Tommy Igoe's Great Hands For A Lifetime
- Matched and Traditional Grip
- Fulcrum Concepts
- Rebound Strokes
- Single/Double-Stroke Check Patterns
- The Five Families of Rudiments
- Group Exercise Routines
- Lifetime Warmup™ Elements Explained
- Three Levels of Lifetime Warmup™ Demoed with Group
- MP3s for on-the-go practicing
- 57-page eBook with extra practice material
- An interview with Sonny Igoe (creator of The Lifetime Warmup!)
This guy only focuses on concepts that will translate well over to the drumset. He stresses that even though its great to try different musical activities like drum corps, one must be sure to not stay involved with it for too long. Simply, take the best of all the different types of music you have played and blend it into the most practical set of skills that you can apply to actual musical jobs that drummers get hired to do. There are no secrets kept when dealing with Igoe. He tells you EXACTLY what you need to focus on in order to become successful in the world of music.
Tommy Igoe explains throughly how to hold the stick, for each hand (match, traditional , French), goes over each step slowly for a while, so that the viewer can get the hang of it, then moves on to the next step. He takes his time to make sure you get it (the camera close ups really help too). Then he does the one thing that actually makes anybody practice.
He sits in a half circle with several of his students, and they all practice, building up speed. Because of this, the actual practice of all that he teaches is easy, not boring.
This DVD is long. It will take weeks to months (if you actually play along) to complete it.
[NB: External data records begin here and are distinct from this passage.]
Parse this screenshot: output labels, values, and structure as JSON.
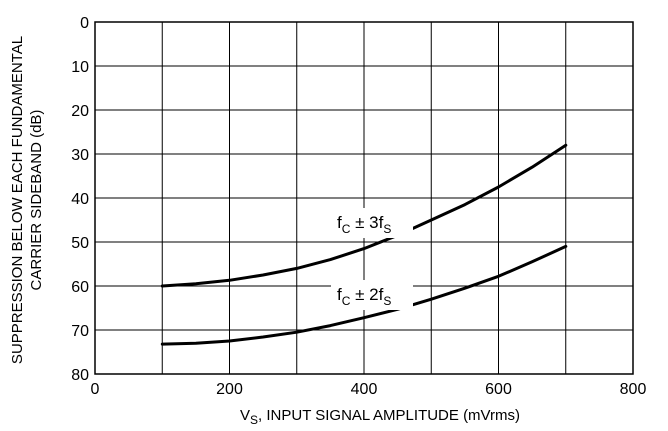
{
  "chart_data": {
    "type": "line",
    "xlabel": {
      "main": "V",
      "sub": "S",
      "rest": ", INPUT SIGNAL AMPLITUDE (mVrms)"
    },
    "ylabel": [
      "SUPPRESSION BELOW EACH FUNDAMENTAL",
      "CARRIER SIDEBAND (dB)"
    ],
    "xlim": [
      0,
      800
    ],
    "ylim": [
      0,
      80
    ],
    "y_inverted": true,
    "grid": true,
    "xticks": [
      0,
      200,
      400,
      600,
      800
    ],
    "yticks": [
      0,
      10,
      20,
      30,
      40,
      50,
      60,
      70,
      80
    ],
    "series": [
      {
        "label": {
          "f": "f",
          "fsub": "C",
          "op": " ± 3f",
          "ssub": "S"
        },
        "x": [
          100,
          150,
          200,
          250,
          300,
          350,
          400,
          450,
          500,
          550,
          600,
          650,
          700
        ],
        "y": [
          60,
          59.5,
          58.7,
          57.5,
          56,
          54,
          51.5,
          48.5,
          45,
          41.5,
          37.5,
          33,
          28
        ]
      },
      {
        "label": {
          "f": "f",
          "fsub": "C",
          "op": " ± 2f",
          "ssub": "S"
        },
        "x": [
          100,
          150,
          200,
          250,
          300,
          350,
          400,
          450,
          500,
          550,
          600,
          650,
          700
        ],
        "y": [
          73.2,
          73,
          72.5,
          71.6,
          70.5,
          69,
          67.2,
          65.3,
          63,
          60.5,
          57.8,
          54.5,
          51
        ]
      }
    ]
  }
}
That's the whole point. Unless you're an advanced drummer to begin with, it will take some time to feel comfortable (let alone "master") each individual element. But as you do, you have one more piece of the puzzle that will ultimately become the complete version of the full lifetime exercise.
This is not a guy who believes in drills just for drill-sake. You need only listen to this man play. The guy is an incredible player. Considering the incredible talent out there (Weckl, Gadd, Smith etc etc etc), that's saying a lot. He plays with speed, power, finesse, but always as a master musician. He couldn't have accomplished that being just a slave to drills.